On the 27th of May, 2020, Vera Uwaila Omozuwa, a 22-year-old Microbiology student who sought the quiet of her empty church in Benin City, Edo State in southern Nigeria, as a place to study was raped and killed in a crime that has sparked outrage across Nigeria and beyond. This ugly incident led groups of protesters to march across the country to demand justice for Uwa. The hashtag #JusticeforUwa has been trending on social media in Nigeria ever since

The Nigerian police recently reported arresting a man after he raped 40 people in Kano State over the period of a year. A mother in the northern town of Dangora, a small town about 85 kilometres south-west of Kano city, making it difficult for police to access,

reported that a man was caught in her children's bedroom. The man ran away but neighbours gave chase and caught him and he was arrested on Tuesday the 9th of June by the Nigerian Police Force.

The police say the spate of rapes in Kano State included an attack on an 80-year-old and children as young as 10 years old. The Police also stated that there has been a recent wave of rape and killing of women in Nigeria, which have led to a national outcry, with thousands signing a petition and using the hashtag #WeAreTired. We stand in solidarity with all fellow Nigerians, likeminded groups and institutions to condemn the incessant incidences of gender based violence, including sexual violence. We are aware that under the Nigerian criminal code, the VAPP and Child Right Act, the punishment for rape is life imprisonment, and under the Penal code it is a maximum of 14 year imprisonment. Recorded incidences of unprosecuted rape cases in the country shows however that these laws are not being fully implemented.

We are therefore calling on all the relevant authorities to act swiftly in arresting and prosecuting perpetrators of these evil acts and ensure that they face the full wrath of the law to deter all other possible perpetrators of rape.
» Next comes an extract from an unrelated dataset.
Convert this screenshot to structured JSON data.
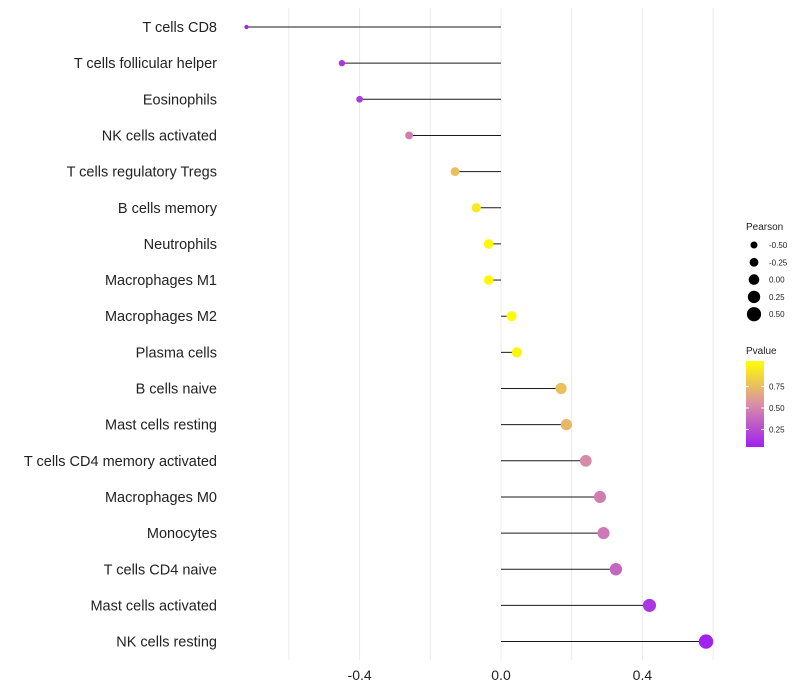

Oxfam in Nigeria, is an International Non-Governmental Organization that works to influence policy change in favour of the poor and most vulnerable and addresses the impact of oppressive masculinities in Nigeria. Oxfam also has an active global campaign on ending all forms of violence against women and girls, the ‘‘Say Enough Campaign’’.

On the platform of her ‘‘say enough to gender based violence campaign’’, Oxfam has decided to issue this press release to join voices with all other Civil Society activists and concerned Nigerian citizens regarding the recent recorded rape incidents across the country. We are condemning these recent ugly trends, and are therefore calling on the relevant authorities to act fast and take the necessary actions. #Say Enough to violence against women and girls.